China Stock Crash Could be a Long Term Opportunity

The falling Chinese stock market is a frightening spectacle, given that China has been a driving force behind global growth for decades. But it isn't likely to amount to the long-term, worst case scenario that is rousing fears in the media.

In fact, what we may be seeing is part of a larger and necessary rebalancing that all rapidly growing economies must eventually undergo - amplified in this case to the extremes that have come to characterize China's rise.

Whereas the U.S., along with other developed economies in the West, have been running current account deficits since long before the financial crisis of 2008, China has been running a massive current account surplus -a sort of reversal of historical balances between established and emerging economies.

For years now, China's model for growth has been to reinvest GDP into assets expected to stimulate growth, and it has responded to equity pullbacks with easy money policies like rounds of quantitative easing - a strategy that now appears to have reached the point of diminishing returns.

China has essentially been pursuing an "if it ain't broke, don't fix it" approach, by continuing to leverage cheap exports, foreign investment, easy money, and government directed reinvestment whenever it wants to spur growth. And for years now, this approach has been effective, but has caused observers to raise questions about its long term sustainability.

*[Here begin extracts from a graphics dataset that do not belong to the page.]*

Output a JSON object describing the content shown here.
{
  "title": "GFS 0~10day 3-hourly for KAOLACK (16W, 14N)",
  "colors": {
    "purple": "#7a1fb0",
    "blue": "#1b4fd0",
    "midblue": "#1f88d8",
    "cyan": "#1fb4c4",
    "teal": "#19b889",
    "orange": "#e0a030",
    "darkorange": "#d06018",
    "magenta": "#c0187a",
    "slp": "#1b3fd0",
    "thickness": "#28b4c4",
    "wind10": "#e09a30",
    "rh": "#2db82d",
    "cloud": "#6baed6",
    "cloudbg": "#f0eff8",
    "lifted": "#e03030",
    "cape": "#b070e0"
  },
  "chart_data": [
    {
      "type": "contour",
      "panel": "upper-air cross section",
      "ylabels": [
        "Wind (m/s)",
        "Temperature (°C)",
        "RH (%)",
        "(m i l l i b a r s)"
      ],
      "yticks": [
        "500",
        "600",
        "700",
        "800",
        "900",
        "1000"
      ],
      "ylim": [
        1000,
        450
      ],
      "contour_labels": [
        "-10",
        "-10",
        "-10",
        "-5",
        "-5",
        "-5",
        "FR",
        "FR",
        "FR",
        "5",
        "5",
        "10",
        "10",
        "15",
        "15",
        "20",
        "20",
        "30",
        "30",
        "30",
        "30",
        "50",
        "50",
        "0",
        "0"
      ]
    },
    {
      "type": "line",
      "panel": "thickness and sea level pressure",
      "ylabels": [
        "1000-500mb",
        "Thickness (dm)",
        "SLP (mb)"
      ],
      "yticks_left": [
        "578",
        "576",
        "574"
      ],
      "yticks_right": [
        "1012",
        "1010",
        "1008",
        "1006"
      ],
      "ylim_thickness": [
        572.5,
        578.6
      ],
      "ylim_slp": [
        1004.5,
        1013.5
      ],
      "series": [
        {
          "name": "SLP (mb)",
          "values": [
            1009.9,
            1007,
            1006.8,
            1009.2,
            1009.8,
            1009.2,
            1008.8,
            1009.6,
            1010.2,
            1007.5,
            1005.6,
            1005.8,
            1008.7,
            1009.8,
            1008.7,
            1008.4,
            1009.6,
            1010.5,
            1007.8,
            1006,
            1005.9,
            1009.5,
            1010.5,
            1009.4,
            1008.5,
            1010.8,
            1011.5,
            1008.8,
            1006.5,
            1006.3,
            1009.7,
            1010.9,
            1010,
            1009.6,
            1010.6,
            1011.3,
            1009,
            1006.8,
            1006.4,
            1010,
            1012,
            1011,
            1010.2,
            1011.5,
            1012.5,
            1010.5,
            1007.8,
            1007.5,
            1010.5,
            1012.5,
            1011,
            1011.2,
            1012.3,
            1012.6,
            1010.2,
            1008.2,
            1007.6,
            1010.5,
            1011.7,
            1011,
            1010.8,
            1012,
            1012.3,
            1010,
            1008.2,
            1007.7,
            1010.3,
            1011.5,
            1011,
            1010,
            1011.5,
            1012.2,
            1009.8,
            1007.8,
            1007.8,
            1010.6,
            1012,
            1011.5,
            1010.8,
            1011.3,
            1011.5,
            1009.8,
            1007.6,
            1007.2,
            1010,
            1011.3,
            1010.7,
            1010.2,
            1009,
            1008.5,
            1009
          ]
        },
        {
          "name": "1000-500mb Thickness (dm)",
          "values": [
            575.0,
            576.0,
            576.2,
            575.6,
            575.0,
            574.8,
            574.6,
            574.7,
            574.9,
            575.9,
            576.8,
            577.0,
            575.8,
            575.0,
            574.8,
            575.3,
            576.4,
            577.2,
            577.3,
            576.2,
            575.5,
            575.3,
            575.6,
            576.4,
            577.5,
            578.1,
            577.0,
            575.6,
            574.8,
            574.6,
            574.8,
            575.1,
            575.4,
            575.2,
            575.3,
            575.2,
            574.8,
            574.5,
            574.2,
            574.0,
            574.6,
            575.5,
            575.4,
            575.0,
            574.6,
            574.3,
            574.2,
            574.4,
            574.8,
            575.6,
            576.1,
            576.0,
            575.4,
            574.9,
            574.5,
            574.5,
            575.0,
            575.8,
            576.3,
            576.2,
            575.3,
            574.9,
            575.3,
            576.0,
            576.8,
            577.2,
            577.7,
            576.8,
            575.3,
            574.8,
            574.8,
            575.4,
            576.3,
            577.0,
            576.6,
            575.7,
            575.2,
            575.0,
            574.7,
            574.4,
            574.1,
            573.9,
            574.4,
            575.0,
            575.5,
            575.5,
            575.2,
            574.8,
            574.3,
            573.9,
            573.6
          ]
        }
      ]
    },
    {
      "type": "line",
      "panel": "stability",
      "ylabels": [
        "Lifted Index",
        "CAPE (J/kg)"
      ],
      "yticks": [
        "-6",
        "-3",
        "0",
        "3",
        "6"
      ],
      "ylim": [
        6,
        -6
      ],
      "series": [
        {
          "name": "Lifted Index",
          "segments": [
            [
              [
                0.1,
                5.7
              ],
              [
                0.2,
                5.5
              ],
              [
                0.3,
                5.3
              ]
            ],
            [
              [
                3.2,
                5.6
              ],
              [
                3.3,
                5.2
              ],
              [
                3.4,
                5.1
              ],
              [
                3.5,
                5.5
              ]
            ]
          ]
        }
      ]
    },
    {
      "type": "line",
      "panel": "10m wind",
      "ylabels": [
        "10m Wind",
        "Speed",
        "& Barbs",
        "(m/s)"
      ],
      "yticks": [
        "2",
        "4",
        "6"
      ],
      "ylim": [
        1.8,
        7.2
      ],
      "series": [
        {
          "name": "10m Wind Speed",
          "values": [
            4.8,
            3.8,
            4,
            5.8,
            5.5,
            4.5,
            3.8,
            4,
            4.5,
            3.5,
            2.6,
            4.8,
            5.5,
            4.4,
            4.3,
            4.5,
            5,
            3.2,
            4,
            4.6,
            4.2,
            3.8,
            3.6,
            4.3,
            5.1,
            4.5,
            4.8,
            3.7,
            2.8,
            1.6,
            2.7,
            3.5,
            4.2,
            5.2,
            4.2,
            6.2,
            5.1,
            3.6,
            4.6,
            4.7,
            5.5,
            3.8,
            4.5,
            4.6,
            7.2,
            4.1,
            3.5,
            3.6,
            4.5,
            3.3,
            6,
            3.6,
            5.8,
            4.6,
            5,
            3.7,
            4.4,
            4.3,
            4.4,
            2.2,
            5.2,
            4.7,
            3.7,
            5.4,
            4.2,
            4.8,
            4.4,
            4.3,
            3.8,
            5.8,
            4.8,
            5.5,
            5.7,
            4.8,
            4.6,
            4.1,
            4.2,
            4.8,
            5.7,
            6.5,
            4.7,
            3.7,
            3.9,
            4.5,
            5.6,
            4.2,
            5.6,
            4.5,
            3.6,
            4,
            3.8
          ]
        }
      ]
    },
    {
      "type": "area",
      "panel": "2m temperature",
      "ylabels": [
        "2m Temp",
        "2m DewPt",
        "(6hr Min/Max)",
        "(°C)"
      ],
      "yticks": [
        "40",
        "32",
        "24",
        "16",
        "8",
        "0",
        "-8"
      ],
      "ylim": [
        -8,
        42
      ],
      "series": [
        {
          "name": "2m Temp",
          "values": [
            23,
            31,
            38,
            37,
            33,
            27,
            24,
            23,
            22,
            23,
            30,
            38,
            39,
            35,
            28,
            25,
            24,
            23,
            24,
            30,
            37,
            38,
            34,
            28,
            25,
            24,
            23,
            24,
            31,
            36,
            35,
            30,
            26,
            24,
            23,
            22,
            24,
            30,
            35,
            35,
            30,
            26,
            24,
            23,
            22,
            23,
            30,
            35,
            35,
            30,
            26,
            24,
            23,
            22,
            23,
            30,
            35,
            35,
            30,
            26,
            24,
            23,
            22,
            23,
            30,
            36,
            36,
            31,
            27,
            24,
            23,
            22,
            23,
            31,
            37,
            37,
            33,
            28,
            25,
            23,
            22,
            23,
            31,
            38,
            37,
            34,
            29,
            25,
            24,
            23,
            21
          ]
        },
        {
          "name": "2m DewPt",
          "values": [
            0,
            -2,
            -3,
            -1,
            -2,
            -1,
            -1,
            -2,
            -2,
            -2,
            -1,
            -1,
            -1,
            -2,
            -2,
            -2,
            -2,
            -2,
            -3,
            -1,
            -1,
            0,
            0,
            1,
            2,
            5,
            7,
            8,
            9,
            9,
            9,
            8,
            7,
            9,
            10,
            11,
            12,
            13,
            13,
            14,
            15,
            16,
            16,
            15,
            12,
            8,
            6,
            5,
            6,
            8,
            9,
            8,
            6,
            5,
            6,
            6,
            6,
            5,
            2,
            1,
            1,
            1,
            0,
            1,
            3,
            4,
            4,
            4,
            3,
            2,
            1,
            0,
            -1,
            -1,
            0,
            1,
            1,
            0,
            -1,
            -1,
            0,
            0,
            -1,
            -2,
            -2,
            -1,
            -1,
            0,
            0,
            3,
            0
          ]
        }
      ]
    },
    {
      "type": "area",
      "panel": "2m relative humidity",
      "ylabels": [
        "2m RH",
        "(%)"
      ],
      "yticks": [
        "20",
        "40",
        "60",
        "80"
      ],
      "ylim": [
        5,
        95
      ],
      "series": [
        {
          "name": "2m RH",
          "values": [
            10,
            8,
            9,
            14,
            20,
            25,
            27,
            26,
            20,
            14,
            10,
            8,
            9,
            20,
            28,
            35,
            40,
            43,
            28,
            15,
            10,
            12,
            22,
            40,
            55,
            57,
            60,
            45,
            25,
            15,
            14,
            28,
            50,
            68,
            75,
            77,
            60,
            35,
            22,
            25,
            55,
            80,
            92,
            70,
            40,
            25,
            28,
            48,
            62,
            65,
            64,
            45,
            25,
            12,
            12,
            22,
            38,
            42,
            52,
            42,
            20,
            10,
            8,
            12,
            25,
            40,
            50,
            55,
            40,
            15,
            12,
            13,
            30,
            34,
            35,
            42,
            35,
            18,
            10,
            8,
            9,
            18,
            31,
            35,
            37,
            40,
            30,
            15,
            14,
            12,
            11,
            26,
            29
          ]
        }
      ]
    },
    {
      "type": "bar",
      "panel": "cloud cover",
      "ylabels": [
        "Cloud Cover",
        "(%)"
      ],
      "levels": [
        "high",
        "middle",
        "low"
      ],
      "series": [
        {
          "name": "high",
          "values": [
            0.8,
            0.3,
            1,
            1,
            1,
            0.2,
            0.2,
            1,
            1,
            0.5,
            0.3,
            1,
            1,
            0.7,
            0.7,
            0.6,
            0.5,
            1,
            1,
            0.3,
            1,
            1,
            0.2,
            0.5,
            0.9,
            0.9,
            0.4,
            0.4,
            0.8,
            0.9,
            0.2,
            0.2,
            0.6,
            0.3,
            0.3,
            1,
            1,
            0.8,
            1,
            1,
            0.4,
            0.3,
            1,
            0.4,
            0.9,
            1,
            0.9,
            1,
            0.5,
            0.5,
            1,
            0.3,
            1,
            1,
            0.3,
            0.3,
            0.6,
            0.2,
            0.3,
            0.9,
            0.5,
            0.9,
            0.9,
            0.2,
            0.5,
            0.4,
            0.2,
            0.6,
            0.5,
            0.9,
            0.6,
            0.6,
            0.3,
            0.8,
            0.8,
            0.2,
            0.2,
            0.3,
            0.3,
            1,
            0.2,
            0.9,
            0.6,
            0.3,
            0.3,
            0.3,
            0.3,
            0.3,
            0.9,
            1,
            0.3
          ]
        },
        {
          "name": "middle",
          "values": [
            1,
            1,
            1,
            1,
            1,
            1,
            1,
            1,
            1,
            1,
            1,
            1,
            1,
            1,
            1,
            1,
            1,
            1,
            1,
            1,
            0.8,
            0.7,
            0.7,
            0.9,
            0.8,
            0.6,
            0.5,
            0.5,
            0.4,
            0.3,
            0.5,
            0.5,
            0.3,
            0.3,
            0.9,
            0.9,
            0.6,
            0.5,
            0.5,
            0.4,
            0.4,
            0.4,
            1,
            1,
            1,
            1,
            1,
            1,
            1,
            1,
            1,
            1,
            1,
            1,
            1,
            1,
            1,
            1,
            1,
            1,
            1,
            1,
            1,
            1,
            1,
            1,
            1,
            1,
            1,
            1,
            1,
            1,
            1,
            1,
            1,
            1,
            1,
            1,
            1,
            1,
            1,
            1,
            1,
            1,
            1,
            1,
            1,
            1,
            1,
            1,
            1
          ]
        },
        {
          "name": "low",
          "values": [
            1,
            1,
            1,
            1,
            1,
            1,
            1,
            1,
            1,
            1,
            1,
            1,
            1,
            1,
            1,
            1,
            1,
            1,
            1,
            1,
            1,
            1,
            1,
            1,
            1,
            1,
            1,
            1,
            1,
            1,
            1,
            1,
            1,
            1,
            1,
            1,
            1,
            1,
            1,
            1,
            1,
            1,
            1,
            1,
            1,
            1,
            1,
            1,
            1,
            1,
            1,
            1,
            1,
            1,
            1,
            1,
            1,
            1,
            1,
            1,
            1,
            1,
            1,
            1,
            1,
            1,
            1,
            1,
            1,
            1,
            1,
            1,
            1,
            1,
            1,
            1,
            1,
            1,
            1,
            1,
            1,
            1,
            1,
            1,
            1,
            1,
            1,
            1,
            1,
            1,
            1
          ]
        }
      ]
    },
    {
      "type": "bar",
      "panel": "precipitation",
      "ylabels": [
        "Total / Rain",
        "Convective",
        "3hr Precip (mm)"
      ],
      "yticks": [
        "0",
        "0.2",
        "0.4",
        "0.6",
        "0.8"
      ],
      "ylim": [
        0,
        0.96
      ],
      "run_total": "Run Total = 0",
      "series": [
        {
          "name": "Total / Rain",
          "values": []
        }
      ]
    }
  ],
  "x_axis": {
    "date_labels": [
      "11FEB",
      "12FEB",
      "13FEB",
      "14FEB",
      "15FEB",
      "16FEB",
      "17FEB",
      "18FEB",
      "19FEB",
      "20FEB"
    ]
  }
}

But China isn't running head on into the fundamental changes that are demanded of an economy after it transitions from "emerging" status to being the largest in the world. You can only get so far on central planning while ignoring the giant proportion of the population that is left out.

This sudden downturn may be the start of - or may become a catalyst for - an important shift that must occur, wherein China has to spend some of its surplus savings through fiscal policy to assist the large swaths of the population who are unemployed and not consuming.

China's national savings rate is among the highest in the world, and a large proportion of that is made up of household savings. The people in China are afraid to spend money for fear they will need it in the event of an emergency.

By spending money on safety-net programs and other forms of fiscal stimulus, China will not only help to build its consumer economy - the necessary next step in the country's development, but it will also mitigate the political risk that has been bubbling under the surface, promoting skepticism among investors who understand the situation on the ground.

For this reason, the China story will likely inspire a flight to safe havens, like gold, for the short term -and we may well see a rally in gold over the short term. But over the longer term this pullback could well create buying opportunity in China-related investments.